We are slowly beginning to work together again in Montreal, but we have strict rules here on social distancing. For instance, we cannot rehearse without masks if we are closer together than two meters. We cannot touch at all. We must clean the space and the objects in it before and after each rehearsal. The government has told us these rules will not change until there is a functioning vaccine – so likely for two or more years. So I am questioning how this may change my dramaturgical work – in particular what I call my process research, as I already see it shifting in these socially distanced times.

One aspect of my process research is figuring out the languages. By this, I mean the type of vocabulary and references used to talk about ideas and the developing work. It also includes the specific swing of this vocabulary – how, by whom, and when it is casual, jokey, serious, reflective, theoretical, forceful, mysterious, etc. Exploring how my language flow and references can mesh and rebound with these types of languages is a big part of creating trust and working together. It is important to be in sync with the languages used, but it can also be useful to shift or question them.
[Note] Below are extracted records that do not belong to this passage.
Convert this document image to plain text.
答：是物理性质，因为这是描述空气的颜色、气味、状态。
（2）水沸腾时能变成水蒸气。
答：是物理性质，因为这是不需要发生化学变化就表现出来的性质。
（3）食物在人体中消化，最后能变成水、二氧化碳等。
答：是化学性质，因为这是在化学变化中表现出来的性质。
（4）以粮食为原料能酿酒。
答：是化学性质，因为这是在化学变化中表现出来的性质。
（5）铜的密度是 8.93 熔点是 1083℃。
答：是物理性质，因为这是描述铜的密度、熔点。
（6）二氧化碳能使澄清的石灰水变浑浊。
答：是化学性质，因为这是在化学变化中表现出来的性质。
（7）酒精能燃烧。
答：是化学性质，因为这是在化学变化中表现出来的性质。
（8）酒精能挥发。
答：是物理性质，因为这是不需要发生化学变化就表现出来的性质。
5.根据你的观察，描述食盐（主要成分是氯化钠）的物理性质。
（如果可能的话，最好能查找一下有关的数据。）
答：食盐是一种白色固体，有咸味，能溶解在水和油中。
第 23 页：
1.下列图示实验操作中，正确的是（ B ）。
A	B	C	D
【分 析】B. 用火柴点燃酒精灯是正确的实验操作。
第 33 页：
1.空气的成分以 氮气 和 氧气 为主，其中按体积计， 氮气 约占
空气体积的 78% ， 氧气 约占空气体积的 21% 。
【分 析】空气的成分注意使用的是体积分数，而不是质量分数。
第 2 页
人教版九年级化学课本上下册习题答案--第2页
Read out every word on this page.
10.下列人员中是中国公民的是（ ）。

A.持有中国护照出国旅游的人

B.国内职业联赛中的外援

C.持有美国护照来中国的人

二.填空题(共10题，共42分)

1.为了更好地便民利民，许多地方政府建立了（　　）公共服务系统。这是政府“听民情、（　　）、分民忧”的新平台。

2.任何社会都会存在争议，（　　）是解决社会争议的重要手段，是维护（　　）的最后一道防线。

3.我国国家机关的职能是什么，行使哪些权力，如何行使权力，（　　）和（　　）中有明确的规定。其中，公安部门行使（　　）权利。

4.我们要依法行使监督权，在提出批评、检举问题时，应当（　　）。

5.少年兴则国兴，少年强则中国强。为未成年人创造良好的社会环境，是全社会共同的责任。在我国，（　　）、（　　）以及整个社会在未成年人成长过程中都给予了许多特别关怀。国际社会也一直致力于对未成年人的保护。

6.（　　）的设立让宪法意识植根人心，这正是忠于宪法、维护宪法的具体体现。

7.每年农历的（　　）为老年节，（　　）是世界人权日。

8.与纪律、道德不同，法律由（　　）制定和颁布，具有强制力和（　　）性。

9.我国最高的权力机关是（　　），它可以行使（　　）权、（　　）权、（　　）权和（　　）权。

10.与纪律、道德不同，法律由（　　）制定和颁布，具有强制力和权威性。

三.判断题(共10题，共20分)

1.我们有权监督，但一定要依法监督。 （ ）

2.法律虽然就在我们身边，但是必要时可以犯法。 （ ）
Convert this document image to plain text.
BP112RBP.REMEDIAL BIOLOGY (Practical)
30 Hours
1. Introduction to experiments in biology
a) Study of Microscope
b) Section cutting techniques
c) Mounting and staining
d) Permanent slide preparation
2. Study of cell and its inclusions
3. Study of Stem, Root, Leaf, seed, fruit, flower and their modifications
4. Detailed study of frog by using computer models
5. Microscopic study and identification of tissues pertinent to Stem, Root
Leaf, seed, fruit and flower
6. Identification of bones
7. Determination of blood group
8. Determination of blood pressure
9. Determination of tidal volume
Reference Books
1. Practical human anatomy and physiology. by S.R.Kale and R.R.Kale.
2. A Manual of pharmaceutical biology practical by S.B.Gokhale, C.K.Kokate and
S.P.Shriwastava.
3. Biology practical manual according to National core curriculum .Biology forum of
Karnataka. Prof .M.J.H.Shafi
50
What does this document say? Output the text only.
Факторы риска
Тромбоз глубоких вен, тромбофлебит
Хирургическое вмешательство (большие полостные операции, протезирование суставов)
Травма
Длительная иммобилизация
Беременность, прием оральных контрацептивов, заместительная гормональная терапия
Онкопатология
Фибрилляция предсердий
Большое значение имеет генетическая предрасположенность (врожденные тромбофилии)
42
What is notably different in assessing the languages right now is the amount of work we are doing by Zoom and texting. Conversations of this sort don’t have the same flow as when we are doing them together in the same room. Even now that we have started rehearsing in small groups together in Montreal, it is outside – and we keep our distance, have other sound information from the environment, and generally talk less. This will certainly have an effect on the works developed, though it is too early to know in what ways.

A second type of process research I like is determining the practice of a project. In what way is a group being together to create a common understanding that isn’t exactly the creation, but is necessary for the creation? Sometimes it’s as simple as exchanging news of the day and getting in sync, while other times it can be extensive idea exchanges or a more elaborate body practice. These practices can shift and evolve over time. I think that understanding the deep knowledge of a work involves recognizing these practices. Keeping track of them helps to understand the needs of a project and its roots – not to mention that sometimes there are practices that get in the way of moving forward, and being able to name them aids in seeing if they are still useful.

For sure, the social practices around creation have shifted now and will continue to do so. Consent negotiations around rehearsing and performing are present in ways they never have been before. How will our body practices transform when they are taken outside of studios? How will we deal with winter, when the option of being outside is no longer possible? What kind of emotional practices do we need?

Perhaps I will finish up by saying that my confinement started with reading Rebecca Solnit’s Paradise Built in Hell. This book looks at the utopias that can emerge following disasters. But as we have realized that the multiple upheavals we are experiencing are an opportunity – or a necessity – to reconsider the world we need to create in order to be in alignment with our values, I have turned to social activists – in particular Audre Lorde and Adrienne Maree Brown – as sources of inspiration. So my questions now include: How do we find our pleasures of activism?